Most of all, it will need someone who is a great communicator, both to lead the teachers and staff, and to communicate with parents and the community about the issues the school system is facing and the steps needed to confront those problems.

This is a big job, and the board has to get it right.

(9) comments


Good luck to the BOE in finding TA replacement...regardless of TA's departure; she will still come under scrutiny as the report is digest within our county. The DOJ is not exactly good at doing reports these days... would like to see how they got their data and if those sources were viable or not. If it is this bad in Frederick; maybe the state should get another inspection to look at all counties including the city of Baltimore to make sure how things are done are legit and are the same in the State of MD. I am sure there are fine candidates out there and were passed over in the past; maybe it is time we go with someone that isn't from a well known system or that has numerous degrees... maybe someone who was recently working in the education trenches and give them a shot.


Yah, we still don't know why this DoJ review took place, what the expertise of the reviewers was, whether other counties were reviewed, how often do these reviews take place, how do current practices compare to previous practices, why have things changed or not changed, and so on. No doubt there are many people in the know who want to talk about these issues. Have they been told not to speak with the press, and if so, why?
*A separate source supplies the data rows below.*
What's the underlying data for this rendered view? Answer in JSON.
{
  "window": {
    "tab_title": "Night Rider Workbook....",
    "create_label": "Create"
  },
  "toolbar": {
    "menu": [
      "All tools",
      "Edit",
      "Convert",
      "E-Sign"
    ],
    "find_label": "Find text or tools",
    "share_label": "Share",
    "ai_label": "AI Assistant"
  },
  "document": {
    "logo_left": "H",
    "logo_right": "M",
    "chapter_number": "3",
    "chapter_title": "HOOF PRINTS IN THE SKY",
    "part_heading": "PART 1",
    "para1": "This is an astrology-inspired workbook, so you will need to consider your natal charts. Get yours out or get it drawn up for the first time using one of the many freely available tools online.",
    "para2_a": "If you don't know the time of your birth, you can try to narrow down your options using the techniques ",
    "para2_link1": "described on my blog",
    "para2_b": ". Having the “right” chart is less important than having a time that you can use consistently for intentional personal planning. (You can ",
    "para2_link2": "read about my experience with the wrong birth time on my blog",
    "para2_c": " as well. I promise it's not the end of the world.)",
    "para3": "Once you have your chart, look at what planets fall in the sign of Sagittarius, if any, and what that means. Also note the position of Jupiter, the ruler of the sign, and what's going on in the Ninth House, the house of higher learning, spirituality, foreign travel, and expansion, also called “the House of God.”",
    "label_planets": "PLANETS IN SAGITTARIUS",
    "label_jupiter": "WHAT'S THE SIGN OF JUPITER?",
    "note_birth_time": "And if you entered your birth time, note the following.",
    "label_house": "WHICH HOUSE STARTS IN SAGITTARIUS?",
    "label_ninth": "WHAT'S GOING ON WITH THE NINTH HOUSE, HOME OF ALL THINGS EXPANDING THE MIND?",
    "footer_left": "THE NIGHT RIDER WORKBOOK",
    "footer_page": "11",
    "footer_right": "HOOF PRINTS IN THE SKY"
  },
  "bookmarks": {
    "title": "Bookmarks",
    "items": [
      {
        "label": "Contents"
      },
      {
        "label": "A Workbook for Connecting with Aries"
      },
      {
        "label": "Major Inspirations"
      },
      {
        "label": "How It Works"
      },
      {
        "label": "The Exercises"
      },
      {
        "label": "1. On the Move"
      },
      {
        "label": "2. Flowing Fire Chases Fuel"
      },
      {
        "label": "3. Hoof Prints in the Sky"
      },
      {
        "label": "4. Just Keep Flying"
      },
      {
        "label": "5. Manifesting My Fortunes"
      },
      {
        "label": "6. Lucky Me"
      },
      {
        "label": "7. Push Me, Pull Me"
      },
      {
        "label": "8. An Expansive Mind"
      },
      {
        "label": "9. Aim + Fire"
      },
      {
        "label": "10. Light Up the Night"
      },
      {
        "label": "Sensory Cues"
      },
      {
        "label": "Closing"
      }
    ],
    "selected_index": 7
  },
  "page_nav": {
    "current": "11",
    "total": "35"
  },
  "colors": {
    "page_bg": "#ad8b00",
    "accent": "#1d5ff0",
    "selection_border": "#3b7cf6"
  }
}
‘“There’s not a huge pool of people sitting on that bench, waiting to be superintendents and get beat up all the time,’ Young told News-Post reporter Jillian Atelsek.” There is a superintendent who is aware of the problems and motivated to fix them, who already knows our system and is under contract to boot, but she’s turned out to be…human. How many of the pitchfork bearers are parents of the kids in question? Whose opinions could possibly matter more?


I am one of the parents of kids in question.


And what is your opinion on this situation? Was your child restrained or secluded?


Our daughter works with autistic children as an intern with a school system in another county. She has said “restraint” can mean “therapeutic holding,” something I learned in a workshop when she was small. We learned later she has mild cerebral palsy and migraines, the signs were there from infancy, alas, unfamiliar to us. We were part of the federal Infants and Toddlers program three years, where an internationally adopted child qualifies by definition, it was beneficial. We sought advice and intervention. The holding technique is a firm quieting hug for an over reacting child. It restrains, protects, comforts. I would not have objected to it being used properly at school if her behavior warranted it. As a teen she volunteered at Rock Creek and never had anything but good words to say. Parents’ opinions interest me because their day to day experiences are not everyone’s. I felt a partnership with people advising us. Our daughter fosters that now. There are people more qualified to comment, I’m just suggesting to respect that, even if they are not coming forward. They don’t owe us anything.


Absolutely understood, Deb. One of my kids is "on the spectrum", and we were taught that hugs were therapeutic and assuring to him. That's why I asked what the definition of restraint was. Folks automatically assume the worst, when the situation may be completely different than what they envision.


gabrielshorn... Yes, my child was secluded 206 times and restrained 71 times in less than a full school year. My opinion is that FCPS knew there was an investigation. This had been an ongoing issue for years. I provided my documentation to the DOJ.


The DOJ investigation, which covered the last two and a half school years, showed that FCPS used physical restraint and seclusion tactics more than 7,000 times, often in non-emergency situations.

Are these instances self-reported? Is there a strict definition of these terms? If no, how are they defined in other districts? If not the same, the comparisons are apples and pears, and FCPS could be shooting themselves in the foot for having definitions that are more strict than anyone else. On the other hand, those other districts can also be underreporting.